I am not sure if it is a good one but she spent a lot on in and want to make sure she didnt get ripped off. 
this is the vest 
MTI Helios









yes she paid the $130 for it which is what concerns me. I have sceen them at bass pro shop for much less. I haven't looked on the web much yet since I am still needing the boat. Did she pay to much? Is this a good inflatable PFD?

Thanks for the help as always! Hope soon I will be able to contribute some inputs to the thread, not just take outputs 

Also any ideas for a paddle? I am starting to look but tons of info and companies.


----------



## cducer (May 7, 2010)

definately a quality PFD.... not to put the Bass Pro down but I heard of someone who had one and it didnt inflate.... the bladder had a hole in it. Don't know for a fact tho.
As far as paddles... forget the less expensive... usually have weak handles and the most expensive may be over kill for starters. Find one in the middle that you can afford


----------



## solid7 (Dec 31, 2010)

It's just my opinion - but if my wife gave me the gift, I wouldn't worry about whether she got ripped off, or not. Accept the gift, and worry about the cost when you buy the next one for yourself. Is it a good one? I don't know. Just make sure you are wearing it when she sees you on the yak...

I'm a bit negative towards commercialized holidays, (namely all of them) but if you really love the wife, let it be the thought that counts.


----------



## ComeOnFish (Apr 8, 2009)

Spydermn,
Return it. I am saying it very politically incorrectly.

I had and still have one and I never use it again. 

1. The edge is too sharp for bare skin, period. You need to wear a turtle neck shirt to wear that thing to protect your neck. I fish VA and MD. In summer, none wears a turtle neck and an inflatable vest. Trust me. The edge of the inflatable vest will cut your neck in summer. You really need to be a tough or leather neck literally. 

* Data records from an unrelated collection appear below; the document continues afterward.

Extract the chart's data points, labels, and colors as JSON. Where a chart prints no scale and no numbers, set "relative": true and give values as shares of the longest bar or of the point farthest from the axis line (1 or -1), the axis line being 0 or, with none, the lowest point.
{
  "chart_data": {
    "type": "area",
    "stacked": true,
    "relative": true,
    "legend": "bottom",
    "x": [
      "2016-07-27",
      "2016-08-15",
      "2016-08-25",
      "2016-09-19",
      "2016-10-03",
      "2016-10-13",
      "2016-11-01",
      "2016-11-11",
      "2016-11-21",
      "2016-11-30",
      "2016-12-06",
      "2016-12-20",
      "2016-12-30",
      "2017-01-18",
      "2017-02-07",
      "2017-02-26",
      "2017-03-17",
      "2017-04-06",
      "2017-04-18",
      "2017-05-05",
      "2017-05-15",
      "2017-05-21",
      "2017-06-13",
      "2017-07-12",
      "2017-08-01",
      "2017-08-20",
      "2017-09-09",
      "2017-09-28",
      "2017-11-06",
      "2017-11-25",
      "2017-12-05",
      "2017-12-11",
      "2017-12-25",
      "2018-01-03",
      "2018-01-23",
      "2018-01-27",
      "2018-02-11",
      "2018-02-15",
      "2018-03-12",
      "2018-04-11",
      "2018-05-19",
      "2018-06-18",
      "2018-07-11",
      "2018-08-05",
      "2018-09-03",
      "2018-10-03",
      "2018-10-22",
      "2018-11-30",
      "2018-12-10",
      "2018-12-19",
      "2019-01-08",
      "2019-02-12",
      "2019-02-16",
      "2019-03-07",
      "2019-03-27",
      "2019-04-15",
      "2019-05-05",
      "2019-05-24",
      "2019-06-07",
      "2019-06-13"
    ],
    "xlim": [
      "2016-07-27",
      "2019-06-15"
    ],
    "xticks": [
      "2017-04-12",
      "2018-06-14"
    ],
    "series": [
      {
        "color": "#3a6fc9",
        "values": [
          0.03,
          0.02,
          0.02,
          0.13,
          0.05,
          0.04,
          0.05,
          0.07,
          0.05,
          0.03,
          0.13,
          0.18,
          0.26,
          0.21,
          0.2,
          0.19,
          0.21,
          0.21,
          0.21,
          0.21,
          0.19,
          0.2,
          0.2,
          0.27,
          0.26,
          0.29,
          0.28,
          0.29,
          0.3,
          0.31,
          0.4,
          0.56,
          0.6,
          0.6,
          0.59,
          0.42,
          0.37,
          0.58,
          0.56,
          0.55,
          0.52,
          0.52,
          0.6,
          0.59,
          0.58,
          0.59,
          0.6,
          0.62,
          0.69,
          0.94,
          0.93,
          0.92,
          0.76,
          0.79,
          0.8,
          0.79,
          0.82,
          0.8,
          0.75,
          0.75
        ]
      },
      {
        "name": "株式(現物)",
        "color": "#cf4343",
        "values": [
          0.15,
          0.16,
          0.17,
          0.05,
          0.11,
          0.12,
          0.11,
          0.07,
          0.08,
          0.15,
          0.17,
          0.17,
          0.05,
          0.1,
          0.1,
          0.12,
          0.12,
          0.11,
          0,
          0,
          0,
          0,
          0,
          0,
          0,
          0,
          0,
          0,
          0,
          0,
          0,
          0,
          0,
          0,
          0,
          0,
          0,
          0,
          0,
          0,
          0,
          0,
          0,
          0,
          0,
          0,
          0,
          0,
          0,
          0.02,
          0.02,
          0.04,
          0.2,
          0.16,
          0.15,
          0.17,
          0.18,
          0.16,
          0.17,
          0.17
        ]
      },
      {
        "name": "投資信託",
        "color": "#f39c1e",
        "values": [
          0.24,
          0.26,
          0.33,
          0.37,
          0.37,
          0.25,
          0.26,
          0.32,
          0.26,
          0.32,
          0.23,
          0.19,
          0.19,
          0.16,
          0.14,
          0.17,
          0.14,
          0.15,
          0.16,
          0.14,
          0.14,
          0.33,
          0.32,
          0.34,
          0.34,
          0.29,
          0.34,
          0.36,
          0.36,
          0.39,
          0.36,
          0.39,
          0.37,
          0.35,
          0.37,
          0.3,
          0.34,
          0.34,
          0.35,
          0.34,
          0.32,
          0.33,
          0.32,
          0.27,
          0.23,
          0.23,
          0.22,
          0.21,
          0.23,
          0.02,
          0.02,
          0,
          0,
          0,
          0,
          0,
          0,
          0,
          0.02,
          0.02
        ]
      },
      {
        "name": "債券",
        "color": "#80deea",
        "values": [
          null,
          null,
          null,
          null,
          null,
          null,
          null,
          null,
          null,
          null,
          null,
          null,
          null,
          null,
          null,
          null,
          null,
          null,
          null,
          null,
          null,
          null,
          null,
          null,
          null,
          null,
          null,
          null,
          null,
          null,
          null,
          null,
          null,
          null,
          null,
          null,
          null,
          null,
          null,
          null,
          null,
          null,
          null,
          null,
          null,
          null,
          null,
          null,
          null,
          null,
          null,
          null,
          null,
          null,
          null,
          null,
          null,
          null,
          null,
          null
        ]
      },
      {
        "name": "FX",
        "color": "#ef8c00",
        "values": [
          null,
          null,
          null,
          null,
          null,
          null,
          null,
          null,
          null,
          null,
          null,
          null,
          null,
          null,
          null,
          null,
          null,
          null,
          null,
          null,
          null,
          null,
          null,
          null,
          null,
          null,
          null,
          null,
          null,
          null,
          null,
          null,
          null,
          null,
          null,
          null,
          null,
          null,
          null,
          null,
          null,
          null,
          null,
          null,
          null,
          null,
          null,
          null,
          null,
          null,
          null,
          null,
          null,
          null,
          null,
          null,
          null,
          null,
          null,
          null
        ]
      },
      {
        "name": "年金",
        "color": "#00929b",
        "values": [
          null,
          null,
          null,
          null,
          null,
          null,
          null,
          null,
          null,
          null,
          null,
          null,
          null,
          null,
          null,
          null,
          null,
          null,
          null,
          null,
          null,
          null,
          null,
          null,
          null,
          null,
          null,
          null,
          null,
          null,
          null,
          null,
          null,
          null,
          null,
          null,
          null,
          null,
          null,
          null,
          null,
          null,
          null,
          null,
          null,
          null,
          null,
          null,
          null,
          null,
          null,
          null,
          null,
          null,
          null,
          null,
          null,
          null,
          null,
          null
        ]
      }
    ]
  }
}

I know one guy who wore in summer for 4 weeks. He never tightened the strap because of the abrasion against his neck. Evntually he never used it again

2. When I tested it in the water, it was rather hard to swim when it is inflated. because the vest is designed in a such way that a person is supposed to be floating, not swimming in one place and lean back until the rescue squat arrives – meaning no air pocket on your back, only on the stomach and chest. For us, we need to be able to swim to get around the kayak and pull ourselves up onto the kayak.

3.	The best one for kayaker is a 12 dollar BassPro vest jacket for me. I can throw away when it smells bad after dunking in the Clorox water more than 10 times. 


Return it. And with the refund, get her something or have a good dinner.

Joe


----------



## smlobx (Jul 3, 2009)

bought this one last year for $100 on sale. The carbon shaft is lightweight and comfortable after several hours on the water

http://www.llbean.com/llb/shop/41488?feat=2-SR0&attrValue_0=White


----------



## bbcroaker (Jan 6, 2005)

I like the Xtrasport PFD's


----------



## Excalibur (Oct 27, 2004)

For a paddle, I got an AquaBound 'second' from REI's bargain outlet. They say that all of the seconds are physically sound but may have imperfections like torn stickers or stickers applied crooked. To date, I've never found the imperfection on my paddle. Ran me about $50 and it's comfortable to use all day.


----------



## WNCRick (Sep 24, 2007)

I'm not familiar with the product; however, I am familiar with caring loved ones. Wear that darned thing till you wear it out, and make sure she see's you doing it. That is a damned thoughtful gift. Make her know that by wearing it. Life is short, show her you appreciate the thought.(JMO)
Rick


----------